L’Assemblée générale annuelle de la fédération franco-ténoise a attiré à Yellowknife une belle brochette d’acteurs clefs du développement des communautés minoritaires de langues officielles du Canada. En cette période de changement, ils n’ont pas pu s’empêcher de parler de l’arrivée de Stephen Harper à la tête du gouvernement canadien.
Dans une entrevue accordée à la radio francophone CIVR Radio Taïga, la commissaire aux langues officielles du Canada, Dyane Adam, a indiqué qu’elle avait déjà pris soin d’écrire au leader conservateur.
L’ombudsman des langues canadiennes a signifié à Stephen Harper qu’elle s’attendait à ce qu’il nomme un ministre responsable des langues officielles. L’absence d’un tel ministre serait « un recul », selon la commissaire. « Ça prend quelqu’un pour porter une vision ; ça prend un chef d’orchestre », a-t-elle déclaré.
« Lors d’un changement, a-t-elle dit, il y a toujours une période de sensibilisation. » C’est pourquoi, dès le cabinet formé, Mme Adam s’attend à rencontrer « certains ministres clefs » – à savoir le ministre du Patrimoine, le ministre responsable des langues et le chef du Conseil du trésor – de même que monsieur Harper lui-même pour leur rappeler leurs obligations envers la Loi sur les langues officielles.
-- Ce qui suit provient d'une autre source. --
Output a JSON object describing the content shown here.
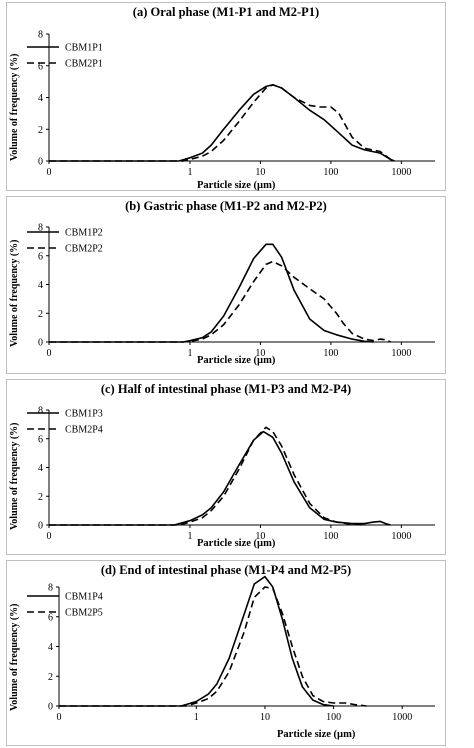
{
  "chart_data": [
    {
      "type": "line",
      "title": "(a) Oral phase (M1-P1 and M2-P1)",
      "xlabel": "Particle size (µm)",
      "ylabel": "Volume of frequency (%)",
      "xscale": "log",
      "xlim": [
        0.01,
        3000
      ],
      "ylim": [
        0,
        8
      ],
      "x_ticks": [
        "0",
        "1",
        "10",
        "100",
        "1000"
      ],
      "y_ticks": [
        "0",
        "2",
        "4",
        "6",
        "8"
      ],
      "grid": false,
      "legend_position": "top-left",
      "series": [
        {
          "name": "CBM1P1",
          "style": "solid",
          "x": [
            0.01,
            0.7,
            1.0,
            1.5,
            2,
            3,
            5,
            8,
            12,
            15,
            20,
            30,
            50,
            80,
            120,
            200,
            300,
            500,
            700,
            800
          ],
          "y": [
            0,
            0,
            0.2,
            0.5,
            1.0,
            2.0,
            3.2,
            4.2,
            4.7,
            4.8,
            4.6,
            4.0,
            3.2,
            2.6,
            1.9,
            1.0,
            0.7,
            0.5,
            0.1,
            0
          ]
        },
        {
          "name": "CBM2P1",
          "style": "dashed",
          "x": [
            0.01,
            0.8,
            1.0,
            1.5,
            2,
            3,
            5,
            8,
            12,
            15,
            20,
            30,
            50,
            70,
            100,
            130,
            200,
            300,
            500,
            700,
            800
          ],
          "y": [
            0,
            0,
            0.1,
            0.3,
            0.6,
            1.3,
            2.5,
            3.7,
            4.6,
            4.8,
            4.6,
            4.0,
            3.5,
            3.4,
            3.4,
            3.0,
            1.5,
            0.8,
            0.6,
            0.1,
            0
          ]
        }
      ]
    },
    {
      "type": "line",
      "title": "(b) Gastric phase (M1-P2 and M2-P2)",
      "xlabel": "Particle size (µm)",
      "ylabel": "Volume of frequency (%)",
      "xscale": "log",
      "xlim": [
        0.01,
        3000
      ],
      "ylim": [
        0,
        8
      ],
      "x_ticks": [
        "0",
        "1",
        "10",
        "100",
        "1000"
      ],
      "y_ticks": [
        "0",
        "2",
        "4",
        "6",
        "8"
      ],
      "grid": false,
      "legend_position": "top-left",
      "series": [
        {
          "name": "CBM1P2",
          "style": "solid",
          "x": [
            0.01,
            0.8,
            1.0,
            1.5,
            2,
            3,
            5,
            8,
            12,
            15,
            20,
            30,
            50,
            80,
            120,
            200,
            300,
            400
          ],
          "y": [
            0,
            0,
            0.1,
            0.3,
            0.7,
            1.8,
            3.8,
            5.8,
            6.8,
            6.8,
            5.9,
            3.6,
            1.6,
            0.8,
            0.5,
            0.2,
            0.05,
            0
          ]
        },
        {
          "name": "CBM2P2",
          "style": "dashed",
          "x": [
            0.01,
            0.8,
            1.0,
            1.5,
            2,
            3,
            5,
            8,
            12,
            15,
            20,
            30,
            50,
            80,
            120,
            150,
            200,
            300,
            400,
            500,
            600,
            700
          ],
          "y": [
            0,
            0,
            0.05,
            0.2,
            0.5,
            1.2,
            2.6,
            4.2,
            5.4,
            5.6,
            5.3,
            4.5,
            3.7,
            3.0,
            2.0,
            1.3,
            0.6,
            0.2,
            0.1,
            0.2,
            0.15,
            0
          ]
        }
      ]
    },
    {
      "type": "line",
      "title": "(c) Half of intestinal phase (M1-P3 and M2-P4)",
      "xlabel": "Particle size (µm)",
      "ylabel": "Volume of frequency (%)",
      "xscale": "log",
      "xlim": [
        0.01,
        3000
      ],
      "ylim": [
        0,
        8
      ],
      "x_ticks": [
        "0",
        "1",
        "10",
        "100",
        "1000"
      ],
      "y_ticks": [
        "0",
        "2",
        "4",
        "6",
        "8"
      ],
      "grid": false,
      "legend_position": "top-left",
      "series": [
        {
          "name": "CBM1P3",
          "style": "solid",
          "x": [
            0.01,
            0.6,
            1.0,
            1.5,
            2,
            3,
            5,
            8,
            11,
            15,
            20,
            30,
            50,
            80,
            120,
            200,
            300,
            400,
            500,
            600,
            700
          ],
          "y": [
            0,
            0,
            0.3,
            0.7,
            1.2,
            2.3,
            4.2,
            5.9,
            6.5,
            6.1,
            5.0,
            3.0,
            1.2,
            0.4,
            0.2,
            0.1,
            0.1,
            0.2,
            0.25,
            0.1,
            0
          ]
        },
        {
          "name": "CBM2P4",
          "style": "dashed",
          "x": [
            0.01,
            0.7,
            1.0,
            1.5,
            2,
            3,
            5,
            8,
            12,
            15,
            20,
            30,
            50,
            80,
            120,
            200,
            300
          ],
          "y": [
            0,
            0,
            0.2,
            0.5,
            1.0,
            2.0,
            3.9,
            5.9,
            6.8,
            6.5,
            5.5,
            3.5,
            1.5,
            0.5,
            0.2,
            0.05,
            0
          ]
        }
      ]
    },
    {
      "type": "line",
      "title": "(d) End of intestinal phase (M1-P4 and M2-P5)",
      "xlabel": "Particle size (µm)",
      "ylabel": "Volume of frequency (%)",
      "xscale": "log",
      "xlim": [
        0.01,
        3000
      ],
      "ylim": [
        0,
        8
      ],
      "x_ticks": [
        "0",
        "1",
        "10",
        "100",
        "1000"
      ],
      "y_ticks": [
        "0",
        "2",
        "4",
        "6",
        "8"
      ],
      "grid": false,
      "legend_position": "top-left",
      "series": [
        {
          "name": "CBM1P4",
          "style": "solid",
          "x": [
            0.01,
            0.6,
            1.0,
            1.5,
            2,
            3,
            5,
            7,
            10,
            13,
            18,
            25,
            35,
            50,
            70,
            100
          ],
          "y": [
            0,
            0,
            0.3,
            0.8,
            1.5,
            3.2,
            6.2,
            8.2,
            8.7,
            8.0,
            5.8,
            3.2,
            1.3,
            0.4,
            0.1,
            0
          ]
        },
        {
          "name": "CBM2P5",
          "style": "dashed",
          "x": [
            0.01,
            0.7,
            1.0,
            1.5,
            2,
            3,
            5,
            7,
            10,
            13,
            18,
            25,
            35,
            50,
            70,
            100,
            150,
            200,
            250,
            300
          ],
          "y": [
            0,
            0,
            0.2,
            0.5,
            1.0,
            2.3,
            5.0,
            7.3,
            8.0,
            7.9,
            6.2,
            4.0,
            2.0,
            0.7,
            0.3,
            0.2,
            0.2,
            0.1,
            0.05,
            0
          ]
        }
      ]
    }
  ]
}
Dyane Adam compte, entre autres, leur rappeler l’adoption récente de la loi S-3 qui rend exécutoire la partie VII de la Loi sur les langues officielles, partie qui porte sur la promotion du français et de l’anglais .
Le ministre
Le ministre responsable des langues officielles des TNO, Charles Dent, a pris la parole lors de l’Assemblée générale et n’a pas manqué de souligner, lui non plus, l’arrivé des conservateurs.
Le renouvellement de l’Accord de coopération Canada-TNO, l’entente sur le financement des services territoriaux dans les langues officielles autres que l’anglais négociée entre le fédéral et le territorial, n’a pas été conclu l’an dernier avec l’ancienne ministre de Patrimoine canadien en poste, Liza Frulla, a rappelé le ministre. Une situation « un peu frustrante », a-t-il concédé.
« Je vais certainement faire pression sur le nouveau ministre [du Patrimoine] afin de bientôt conclure un accord pluriannuel », a promis Dent.
Le ministre a souligné que le nouvel Accord devra souscrire au principe d’asymétrie pour être accueilli favorablement par le territoire. « Tous les leaders ont indiqué qu’il est logique que les ententes pour le Nord reflètent les coûts et les défis spécifiques au Nord. Nous rappellerons aux nouveaux leaders politiques et aux fonctionnaires fédéraux ces engagements, lors des prochaines négociations. »
Le ministre Dent a aussi indiqué qu’il comptait réclamer un financement accru du fédéral afin de mieux refléter les besoins des Franco-ténois en développement communautaire.
Le directeur général des programmes d’appuis aux langues officielles de Patrimoine canadien, Hubert Lussier, qui se trouvait dans la salle, a certainement prêté une oreille attentive aux propos du ministre. Le grand argentier des communautés francophones hors Québec a admis qu’avec un gouvernement neuf il aura du boulot.
Il va falloir « faire de l’éducation auprès du nouveau ministre [du Patrimoine] », a-t-il dit.
« À Ottawa, a-t-il poursuivit, ce n’est pas évident de comprendre votre réalité, […] le degré d’ignorance est très fort. […] Chacun de vous, dans vos dialogues, vous avez à faire comprendre ce genre de choses. »
La mise en œuvre de la loi S-3 sera un défi du présent exercice, a-t-il renchérit. « Ça va être mon travail, avec votre aide, de faire comprendre [aux parlementaires] qu’ils ont désormais un engagement à votre égard », a déclaré Lussier aux délégués franco-ténois.
Quant aux négociations entourant l’Accord Canada-TNO, Hubert Lussier, confirme l’urgence de reprendre les négociations dès que le cabinet aura été dévoilé. « Il y a des échéances très proches. C’est impératif : nous devons signer une entente avant le 31 mars », a-t-il dit.
FCFA
La directrice de la Fédération des communautés francophones et acadienne du Canada (FCFA), Marielle Beaulieu, était également à l’assemblée générale.
La représentante du lobby francophone s’est dite incertaine des intentions du gouvernement Harper à l’égard des francophones en milieu minoritaire. Comme plusieurs, elle attend le dévoilement du cabinet pour se faire une idée plus claire.
Elle a souligné le peu d’information entourant le projet de Stephen Harper de créer un « secrétariat des affaires francophones ». « C’est une promesse un peu floue, mais elle est là », a-t-elle dit, ajoutant qu’elle espérait que cette structure servira l’intérêt des communautés minoritaires.